Wall Street Manna

An irreverent look at Wall Street

Saturday, June 27, 2009

Wall Street's roots


Trying to discover the northwest passage to China, captain Henry Hudson, landed in New York harbor instead, by the Mauritus River, which of course was renamed the Hudson. Hudson was the first person to put Manhattan on a map. Manhattan, comes from the word Manna-hata, which was the name the European settlers used from the Native American tribe, the Lenape, who lived their, which meant "the island of many hills."

That was a better etymology of the name than the word manahachtanienk which means "a place of general inebriation!"

New Amersterdam, a fortress city for the protection of new arrivals, was founded on Manhattan Island in 1625 by Wilem Verhulst of the Dutch West India Company.
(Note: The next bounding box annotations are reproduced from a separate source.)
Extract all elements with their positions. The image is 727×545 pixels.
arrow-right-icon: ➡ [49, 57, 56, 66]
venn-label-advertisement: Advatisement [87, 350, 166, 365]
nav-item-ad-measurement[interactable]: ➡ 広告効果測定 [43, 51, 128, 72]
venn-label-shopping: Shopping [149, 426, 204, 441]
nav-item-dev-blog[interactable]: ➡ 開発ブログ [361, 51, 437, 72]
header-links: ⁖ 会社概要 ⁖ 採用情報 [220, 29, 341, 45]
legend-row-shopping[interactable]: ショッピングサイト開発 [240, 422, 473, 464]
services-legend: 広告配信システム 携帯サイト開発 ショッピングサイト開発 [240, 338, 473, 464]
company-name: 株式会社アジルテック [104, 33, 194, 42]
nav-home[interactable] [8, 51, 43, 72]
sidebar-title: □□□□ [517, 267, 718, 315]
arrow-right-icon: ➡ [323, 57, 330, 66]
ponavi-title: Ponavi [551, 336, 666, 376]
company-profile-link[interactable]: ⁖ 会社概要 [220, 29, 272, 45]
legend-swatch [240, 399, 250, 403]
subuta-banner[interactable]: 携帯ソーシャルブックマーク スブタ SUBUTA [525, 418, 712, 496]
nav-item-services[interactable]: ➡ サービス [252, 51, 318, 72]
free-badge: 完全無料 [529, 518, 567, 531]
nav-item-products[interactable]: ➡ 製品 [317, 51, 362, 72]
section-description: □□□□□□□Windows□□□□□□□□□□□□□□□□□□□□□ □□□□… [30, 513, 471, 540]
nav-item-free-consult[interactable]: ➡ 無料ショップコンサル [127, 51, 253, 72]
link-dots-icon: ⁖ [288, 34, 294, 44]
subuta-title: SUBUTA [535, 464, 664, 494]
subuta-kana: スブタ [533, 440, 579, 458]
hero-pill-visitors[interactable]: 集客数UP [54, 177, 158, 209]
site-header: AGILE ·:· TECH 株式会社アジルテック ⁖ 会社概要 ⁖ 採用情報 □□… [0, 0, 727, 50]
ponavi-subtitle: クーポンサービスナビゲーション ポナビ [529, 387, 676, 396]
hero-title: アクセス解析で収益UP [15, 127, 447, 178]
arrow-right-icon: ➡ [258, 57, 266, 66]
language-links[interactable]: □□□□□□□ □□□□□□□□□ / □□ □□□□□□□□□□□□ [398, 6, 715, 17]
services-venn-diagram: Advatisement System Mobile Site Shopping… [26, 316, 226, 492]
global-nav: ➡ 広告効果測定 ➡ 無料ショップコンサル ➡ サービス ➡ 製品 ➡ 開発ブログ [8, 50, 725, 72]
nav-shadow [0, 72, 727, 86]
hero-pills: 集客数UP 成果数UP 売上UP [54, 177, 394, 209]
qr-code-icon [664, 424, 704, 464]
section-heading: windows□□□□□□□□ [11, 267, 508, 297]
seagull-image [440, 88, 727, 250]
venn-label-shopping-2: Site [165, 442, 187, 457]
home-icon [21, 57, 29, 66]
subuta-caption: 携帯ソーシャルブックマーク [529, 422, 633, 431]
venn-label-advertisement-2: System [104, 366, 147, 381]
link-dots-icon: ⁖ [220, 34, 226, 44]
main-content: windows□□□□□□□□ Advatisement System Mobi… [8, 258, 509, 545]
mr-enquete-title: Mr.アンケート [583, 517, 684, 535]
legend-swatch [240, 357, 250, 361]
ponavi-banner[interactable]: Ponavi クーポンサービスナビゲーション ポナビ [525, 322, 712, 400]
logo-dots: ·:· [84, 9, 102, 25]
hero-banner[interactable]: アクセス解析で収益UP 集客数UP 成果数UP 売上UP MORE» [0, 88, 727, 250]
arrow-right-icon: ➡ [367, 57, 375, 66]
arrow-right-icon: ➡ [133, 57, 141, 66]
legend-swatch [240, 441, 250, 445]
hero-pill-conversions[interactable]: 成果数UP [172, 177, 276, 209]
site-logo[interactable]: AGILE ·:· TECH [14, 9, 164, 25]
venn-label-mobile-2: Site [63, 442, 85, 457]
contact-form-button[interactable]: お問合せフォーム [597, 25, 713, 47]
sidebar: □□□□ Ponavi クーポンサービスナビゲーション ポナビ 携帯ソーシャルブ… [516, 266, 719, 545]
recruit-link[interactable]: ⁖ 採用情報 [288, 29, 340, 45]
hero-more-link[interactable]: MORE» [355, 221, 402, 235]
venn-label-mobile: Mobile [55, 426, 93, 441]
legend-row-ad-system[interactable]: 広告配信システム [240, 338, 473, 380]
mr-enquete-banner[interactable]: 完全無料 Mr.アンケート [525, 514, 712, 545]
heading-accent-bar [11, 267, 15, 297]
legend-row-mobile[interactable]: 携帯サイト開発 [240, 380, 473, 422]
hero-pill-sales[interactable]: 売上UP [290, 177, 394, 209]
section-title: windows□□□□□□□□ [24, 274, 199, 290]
In 1626, the Island was bought from the Lenape for 60 guilders worth of goods, (or about $24 in those days) by Peter Minuit, who did the deal with the Canarsee tribe, who didn't own or have any rights to the island.

It was the first instance of a Wall Street misrepresentation. Broker a deal, and misrepresent what you are selling!

The Lenape thought they were getting a free lunch; to them land was like air, it couldn't be owned, so it was only being shared with the Europeans. But later on, they wanted the land back, so they wanted to back out of the trade. The settlers then built a wall to keep them out. That wall of course, later became the street we know today---Wall Street.

Times change, but people don't.

And Wall Street is still fighting to keeping the people out of "their" club, with their own version of the "velvet rope!"

But unlike Ms. Jackson, their case of introspection only occurs when their profits and inside deals are threatened.

After all, would Wall Street ever say this? "Just because you have money doesn't mean you're happy. It doesn't mean that all your problems go away."